The paper evaluates ICCL on three scientific datasets: SciCite, SciNLI, and SciERC. The results show that ICCL outperforms other corpus-level methods and instance-level baselines. The performance of ICCL is stable across all LLMs and NLP tasks compared to the random baseline. The paper also explores the formation mechanism of ICCL capability, showing that it is most likely acquired during the instruction-tuning stage. The paper concludes that gradually increasing the complexity of demonstrations in prompt can achieve better performance.This paper proposes a simple yet effective demonstration ordering method for in-context learning (ICL), called few-shot In-Context Curriculum Learning (ICCL). Inspired by human learning processes, ICCL gradually increases the complexity of prompt demonstrations during inference. The difficulty of demonstrations can be assessed by human experts or LLM-driven metrics such as perplexity. The paper designs extensive experiments to evaluate the effectiveness of ICCL at both corpus-level and instance-level. It also investigates the formation mechanism of LLM's ICCL capability. Experimental results show that ICCL, developed during instruction-tuning, is effective for representative open-source LLMs. The code is made publicly available for further research and applications.
ICCL is based on curriculum learning, which was originally introduced by Bengio et al. (2009) as a method that progressively raises the difficulty of data samples during training. Many studies have demonstrated the efficacy of curriculum learning in different models and tasks. Since instruction-tuned LLMs have shown remarkable proficiency in understanding human intentions and generating human-like text, researchers have started integrating curriculum learning during instruction tuning. However, research on the effectiveness of curriculum learning within ICL remains limited. Some methods that gradually prompt LLMs, such as Chain of Thought (CoT), have significantly enhanced the model's ability to perform complex reasoning. This inspires the application of curriculum learning for ICL.
LLMs with varying performance are treated as students with varying learning abilities, and a human educator plays the role of a facilitator, guiding the learners through the curriculum. Under the human-led curriculum, the models are gradually prompted to solve complex tasks. The paper proposes ICCL, which includes two roles: curriculum constructor and curriculum learner.

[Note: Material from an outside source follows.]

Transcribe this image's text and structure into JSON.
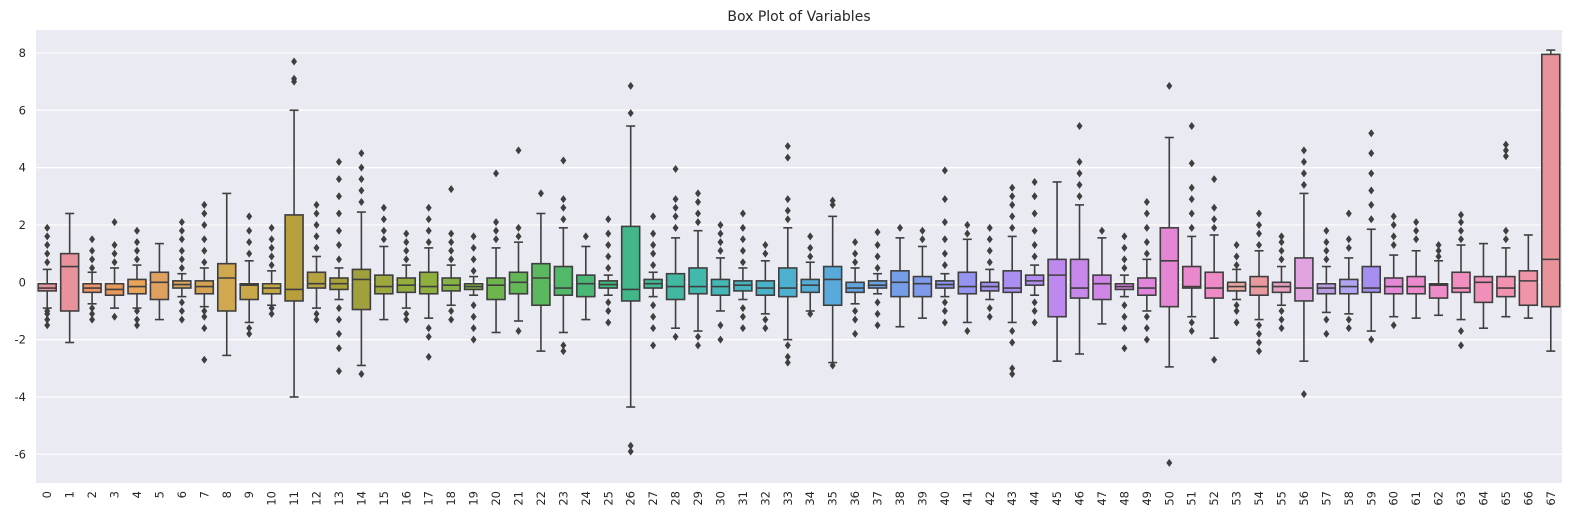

The curriculum constructor, which could be either human experts or LLMs, ranks the demonstrations based on their comprehension of difficulty. Subsequently, the learner is guided in progressively solving tasks.
The main contributions of this paper are: (1) Proposing ICCL, a straightforward and effective demonstration ordering method, and validating its effectiveness for open-source LLMs. (2) Using perplexity as the metric to assess the difficulty of demonstration, which outperformed many superior demonstration ordering methods. (3) Comparative analysis indicates that the ICCL capability of LLMs is developed during the instruction-tuning stage.
The paper evaluates ICCL on three scientific datasets: SciCite, SciNLI, and SciERC. The results show that ICCL outperforms other corpus-level methods and instance-level baselines. The performance of ICCL is stable across all LLMs and NLP tasks compared to the random baseline. The paper also explores the formation mechanism of ICCL capability, showing that it is most likely acquired during the instruction-tuning stage. The paper concludes that gradually increasing the complexity of demonstrations in prompt can achieve better performance.